The exact match 400 appears at the top of the metadata list, followed by sections of the metadata list 402 a, 402 b, 404 a, and 404 b. Section 402 a contains metadata objects having a match position ordinal of 0 and an associated play recency value, ordered descending from most to least recent. Section 402 b contains metadata objects having a match position ordinal of 0 and no associated play recency value, ordered descending from greatest relevance to least relevance. Similarly, sections 404 a and 404 b follow with metadata objects having a match position ordinal of 1. Ellipses 406 are used to indicate that an indeterminate further number of sections follow with the same structure as those shown.
There are various possibilities with regard to the context in which the invention is applied.

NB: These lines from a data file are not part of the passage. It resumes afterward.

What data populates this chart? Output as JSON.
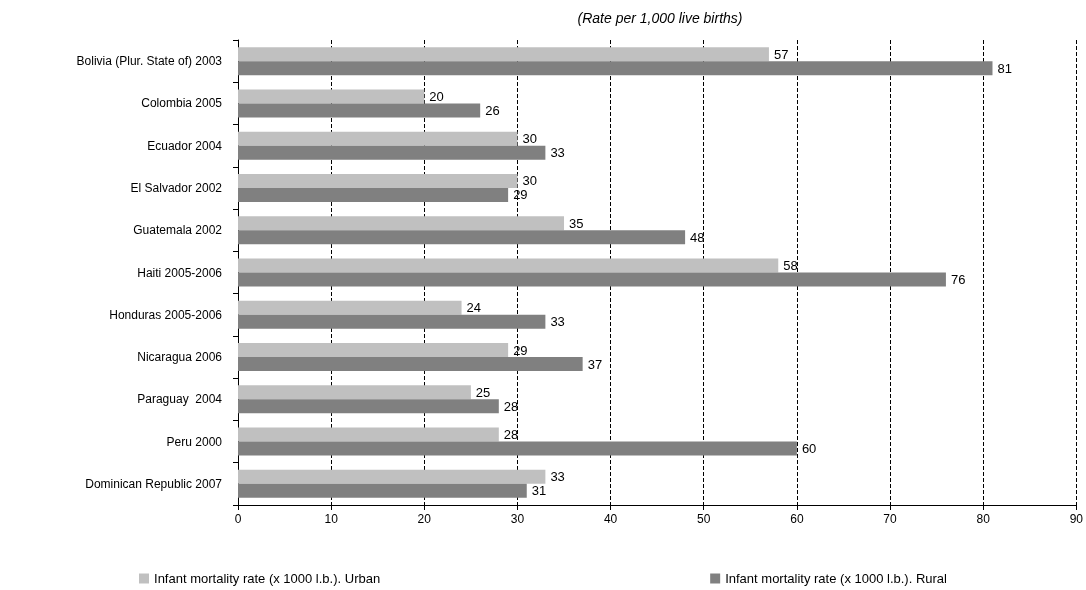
{
  "chart_data": {
    "type": "bar",
    "orientation": "horizontal",
    "title": "(Rate per 1,000 live births)",
    "categories": [
      "Bolivia (Plur. State of) 2003",
      "Colombia 2005",
      "Ecuador 2004",
      "El Salvador 2002",
      "Guatemala 2002",
      "Haiti 2005-2006",
      "Honduras 2005-2006",
      "Nicaragua 2006",
      "Paraguay  2004",
      "Peru 2000",
      "Dominican Republic 2007"
    ],
    "series": [
      {
        "name": "Infant mortality rate (x 1000 l.b.). Urban",
        "color": "#c0c0c0",
        "values": [
          57,
          20,
          30,
          30,
          35,
          58,
          24,
          29,
          25,
          28,
          33
        ]
      },
      {
        "name": "Infant mortality rate (x 1000 l.b.). Rural",
        "color": "#808080",
        "values": [
          81,
          26,
          33,
          29,
          48,
          76,
          33,
          37,
          28,
          60,
          31
        ]
      }
    ],
    "xlim": [
      0,
      90
    ],
    "xticks": [
      0,
      10,
      20,
      30,
      40,
      50,
      60,
      70,
      80,
      90
    ],
    "grid": "x",
    "legend": "bottom",
    "data_labels": true
  }
}
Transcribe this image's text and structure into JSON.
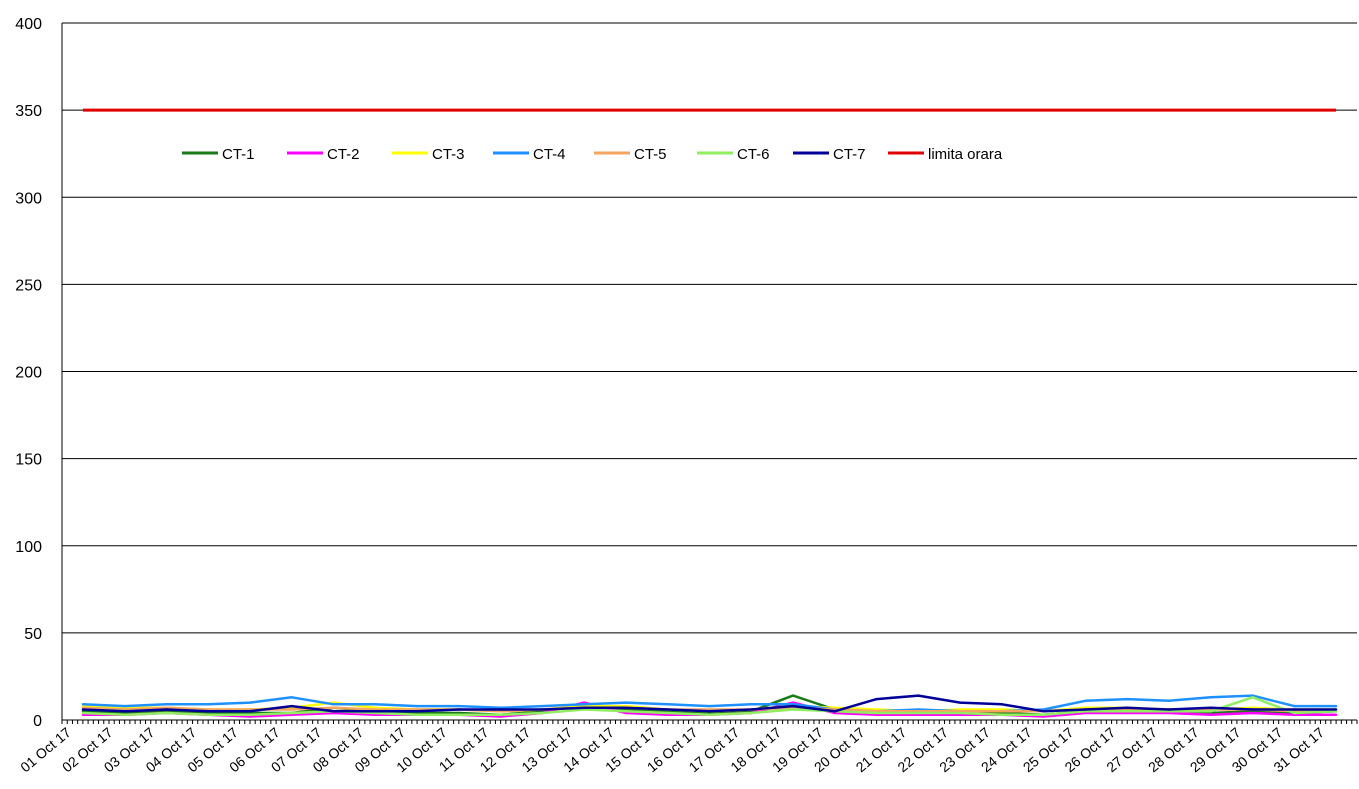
{
  "chart_data": {
    "type": "line",
    "title": "",
    "xlabel": "",
    "ylabel": "",
    "ylim": [
      0,
      400
    ],
    "yticks": [
      0,
      50,
      100,
      150,
      200,
      250,
      300,
      350,
      400
    ],
    "grid": "horizontal",
    "legend_position": "top-left inside plot",
    "x_tick_labels": [
      "01 Oct 17",
      "02 Oct 17",
      "03 Oct 17",
      "04 Oct 17",
      "05 Oct 17",
      "06 Oct 17",
      "07 Oct 17",
      "08 Oct 17",
      "09 Oct 17",
      "10 Oct 17",
      "11 Oct 17",
      "12 Oct 17",
      "13 Oct 17",
      "14 Oct 17",
      "15 Oct 17",
      "16 Oct 17",
      "17 Oct 17",
      "18 Oct 17",
      "19 Oct 17",
      "20 Oct 17",
      "21 Oct 17",
      "22 Oct 17",
      "23 Oct 17",
      "24 Oct 17",
      "25 Oct 17",
      "26 Oct 17",
      "27 Oct 17",
      "28 Oct 17",
      "29 Oct 17",
      "30 Oct 17",
      "31 Oct 17"
    ],
    "series": [
      {
        "name": "CT-1",
        "color": "#1a7a1a",
        "values": [
          5,
          4,
          5,
          4,
          4,
          4,
          7,
          5,
          4,
          4,
          3,
          5,
          9,
          6,
          5,
          4,
          5,
          14,
          6,
          4,
          3,
          4,
          4,
          3,
          5,
          6,
          5,
          4,
          5,
          4,
          5
        ]
      },
      {
        "name": "CT-2",
        "color": "#ff00ff",
        "values": [
          3,
          3,
          4,
          3,
          2,
          3,
          4,
          3,
          3,
          3,
          2,
          4,
          10,
          4,
          3,
          3,
          4,
          10,
          4,
          3,
          3,
          3,
          3,
          2,
          4,
          4,
          4,
          3,
          4,
          3,
          3
        ]
      },
      {
        "name": "CT-3",
        "color": "#ffff00",
        "values": [
          8,
          7,
          7,
          6,
          6,
          7,
          10,
          7,
          6,
          6,
          5,
          6,
          8,
          8,
          6,
          5,
          6,
          8,
          7,
          6,
          5,
          6,
          6,
          5,
          7,
          7,
          6,
          6,
          7,
          6,
          6
        ]
      },
      {
        "name": "CT-4",
        "color": "#1e90ff",
        "values": [
          9,
          8,
          9,
          9,
          10,
          13,
          9,
          9,
          8,
          8,
          7,
          8,
          9,
          10,
          9,
          8,
          9,
          9,
          6,
          5,
          6,
          5,
          5,
          6,
          11,
          12,
          11,
          13,
          14,
          8,
          8
        ]
      },
      {
        "name": "CT-5",
        "color": "#f4a460",
        "values": [
          7,
          6,
          7,
          6,
          6,
          6,
          7,
          6,
          6,
          6,
          5,
          6,
          7,
          7,
          6,
          6,
          6,
          7,
          6,
          5,
          5,
          5,
          5,
          5,
          6,
          6,
          6,
          6,
          6,
          5,
          6
        ]
      },
      {
        "name": "CT-6",
        "color": "#90ee60",
        "values": [
          4,
          3,
          4,
          3,
          3,
          4,
          5,
          4,
          3,
          3,
          3,
          4,
          6,
          5,
          4,
          3,
          4,
          6,
          5,
          4,
          4,
          4,
          3,
          3,
          5,
          5,
          5,
          5,
          13,
          4,
          5
        ]
      },
      {
        "name": "CT-7",
        "color": "#000099",
        "values": [
          6,
          5,
          6,
          5,
          5,
          8,
          5,
          5,
          5,
          6,
          6,
          6,
          7,
          7,
          6,
          5,
          6,
          8,
          5,
          12,
          14,
          10,
          9,
          5,
          6,
          7,
          6,
          7,
          6,
          6,
          6
        ]
      },
      {
        "name": "limita orara",
        "color": "#e00000",
        "values": [
          350,
          350,
          350,
          350,
          350,
          350,
          350,
          350,
          350,
          350,
          350,
          350,
          350,
          350,
          350,
          350,
          350,
          350,
          350,
          350,
          350,
          350,
          350,
          350,
          350,
          350,
          350,
          350,
          350,
          350,
          350
        ]
      }
    ]
  }
}
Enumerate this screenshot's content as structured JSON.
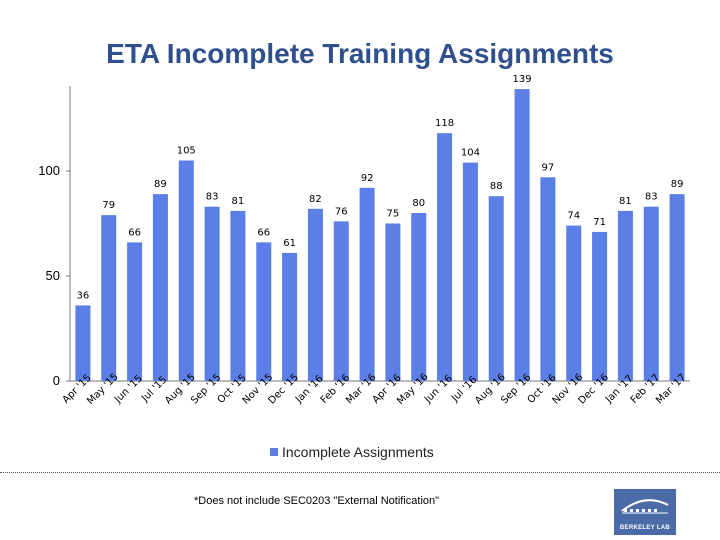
{
  "title": "ETA Incomplete Training Assignments",
  "chart_data": {
    "type": "bar",
    "categories": [
      "Apr '15",
      "May '15",
      "Jun '15",
      "Jul '15",
      "Aug '15",
      "Sep '15",
      "Oct '15",
      "Nov '15",
      "Dec '15",
      "Jan '16",
      "Feb '16",
      "Mar '16",
      "Apr '16",
      "May '16",
      "Jun '16",
      "Jul '16",
      "Aug '16",
      "Sep '16",
      "Oct '16",
      "Nov '16",
      "Dec '16",
      "Jan '17",
      "Feb '17",
      "Mar '17"
    ],
    "series": [
      {
        "name": "Incomplete Assignments",
        "values": [
          36,
          79,
          66,
          89,
          105,
          83,
          81,
          66,
          61,
          82,
          76,
          92,
          75,
          80,
          118,
          104,
          88,
          139,
          97,
          74,
          71,
          81,
          83,
          89
        ]
      }
    ],
    "yticks": [
      0,
      50,
      100
    ],
    "ylim": [
      0,
      150
    ],
    "grid": false,
    "legend": "bottom-center",
    "color": "#5b7fe6"
  },
  "footnote": "*Does not include SEC0203 \"External Notification\"",
  "logo_text": "BERKELEY LAB"
}
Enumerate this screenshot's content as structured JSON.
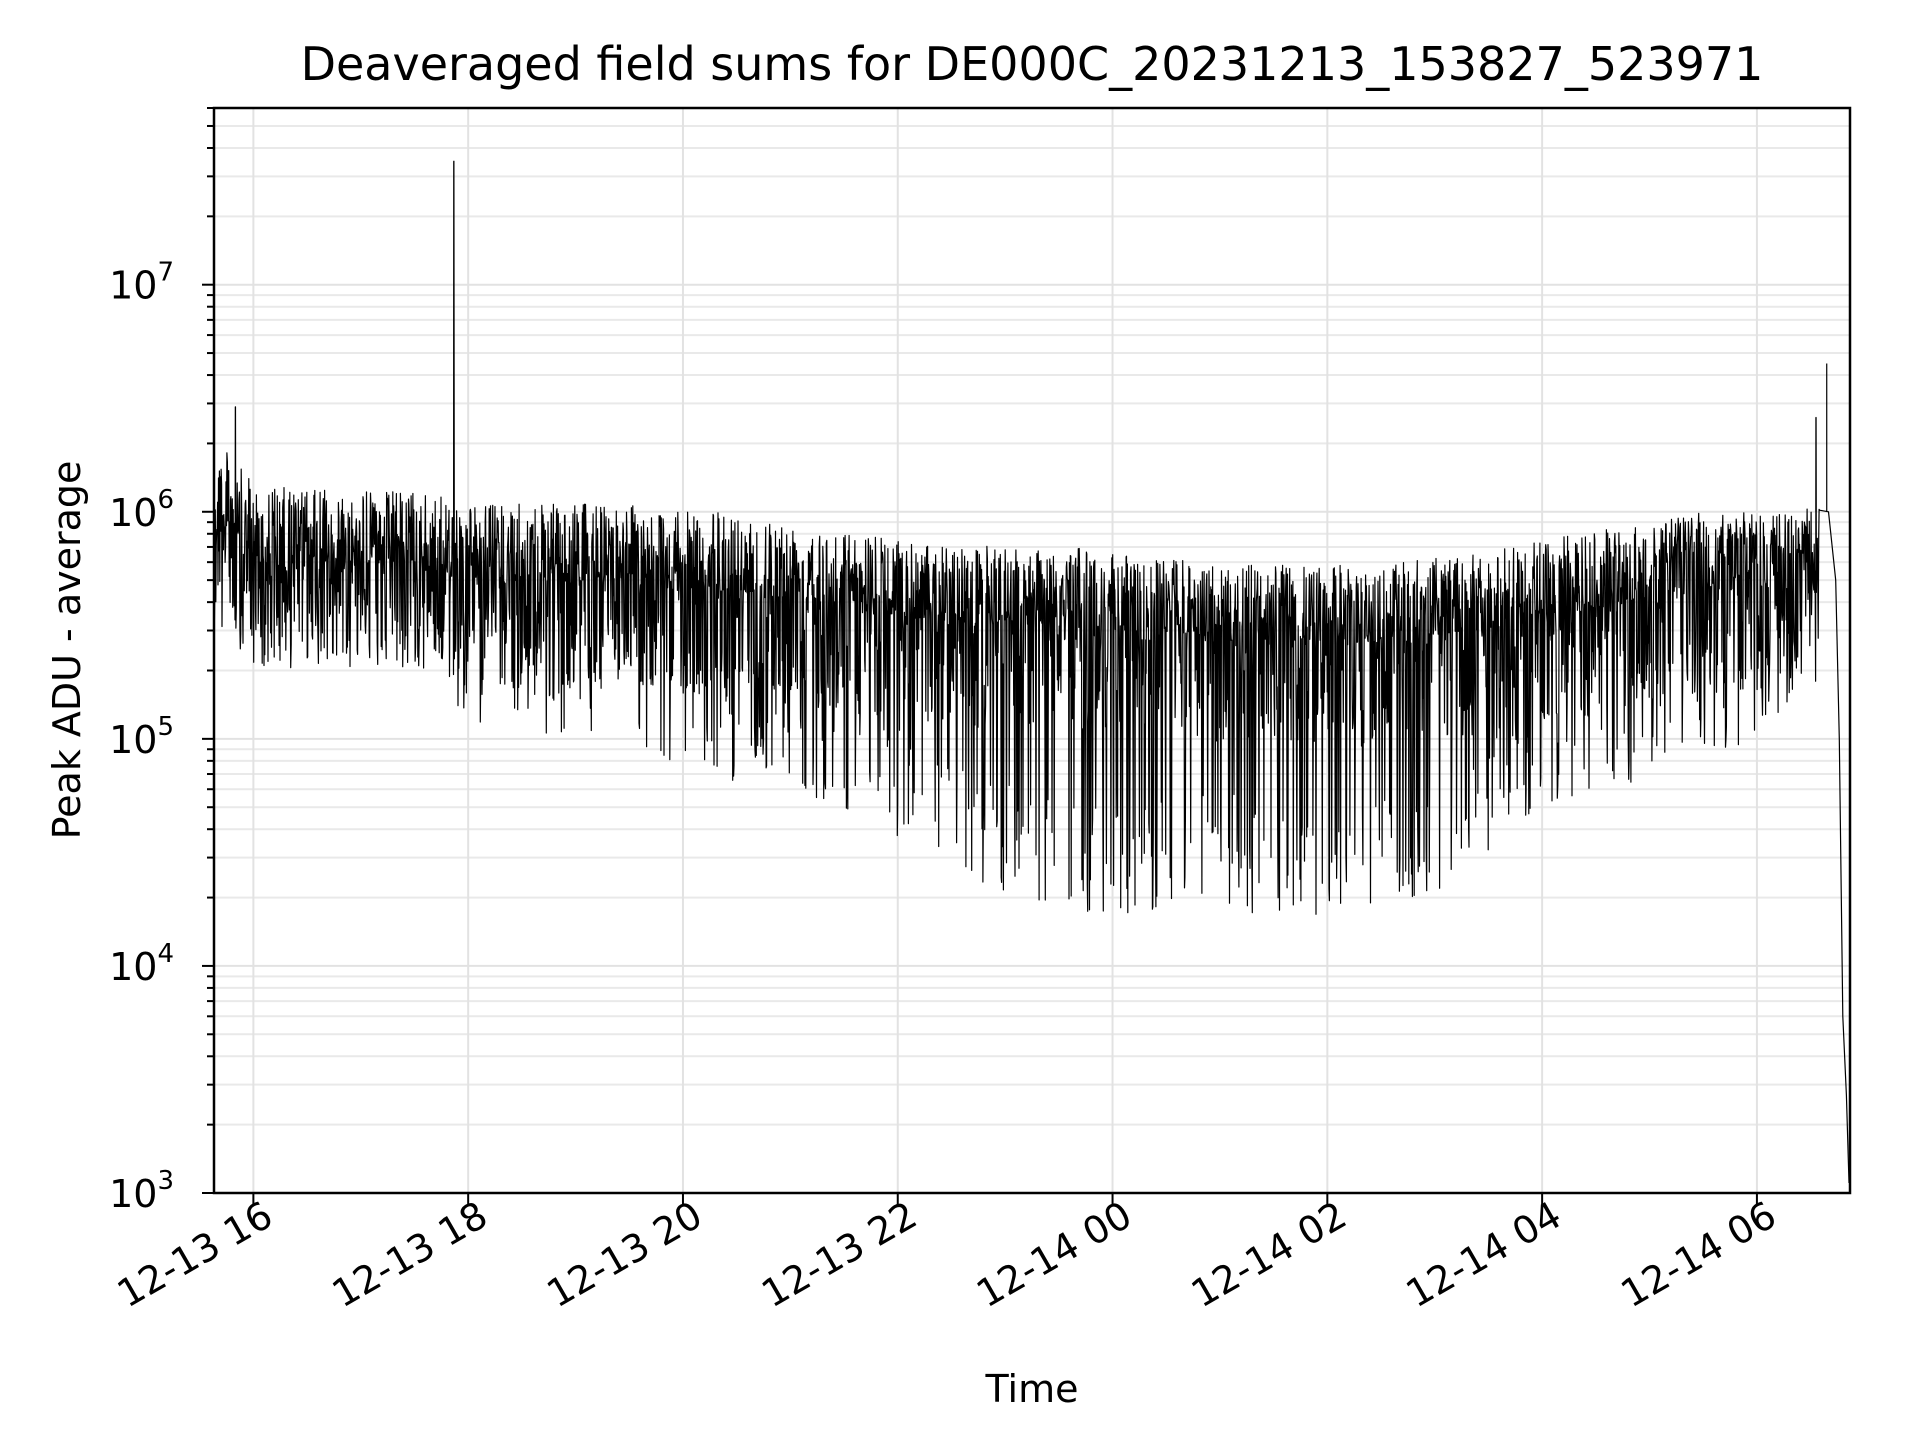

Another possible embodiment of the invention may be implemented as software executing on a mobile phone connected wirelessly to the digital content library and application server. The numeric keys provided by the mobile phone are used as the selection keys, and the phone's display is used as the display device. The additional buttons provided by the mobile phone are used to activate and control playback. The library data structure is implemented by a remote application server 504 which returns metadata lists across the wireless data connection. When a metadata selection is made, the corresponding media files 506 are streamed or downloaded to the mobile phone for playback through headphones or another connected speaker.
The invention can also be embodied as an automotive dashboard component, a countertop or desktop home appliance, or an in-wall keypad and display controlling music playback in the home. In all of these cases, the device may be connected to either a local or a remote content library.
Additional alternative embodiments are possible where the number of selection keys available as well as the sets of characters associated with each key varies. Each key may have more or less associated alphanumeric characters, and the user interface may have more or less selection keys provided in the array. In these embodiments, the format of the library data structure and the syntax of the regular expressions used may be modified.
Alternative embodiments are also possible where the key sequence matching logic is extended to utilize non US character sets. In these embodiments, the keys used to specify a match may correspond to additional or alternative characters. Additionally, the set of unincluded characters, described in the preferred embodiment as the set of non alphanumeric characters, may be defined differently to suit the user's local or the number of keys available on the input device. In these embodiments, the format of the library data structure and the syntax of the regular expressions used may be modified.
Accordingly, the embodiments described herein provide a user interface that enables quick, direct, and articulate selection and playback of digital media from an available content library. One or more of these embodiments overcome significant usability challenges presented by the advent of digital media libraries used with mobile or portable devices. Additional advantages include
Although the description above contains many specificities, these should not be construed as limiting the scope of the invention but as merely providing illustrations of some of the presently preferred embodiments of the invention.
Thus the scope of the invention should be determined by the appended claims and their legal equivalents, rather than by the examples given.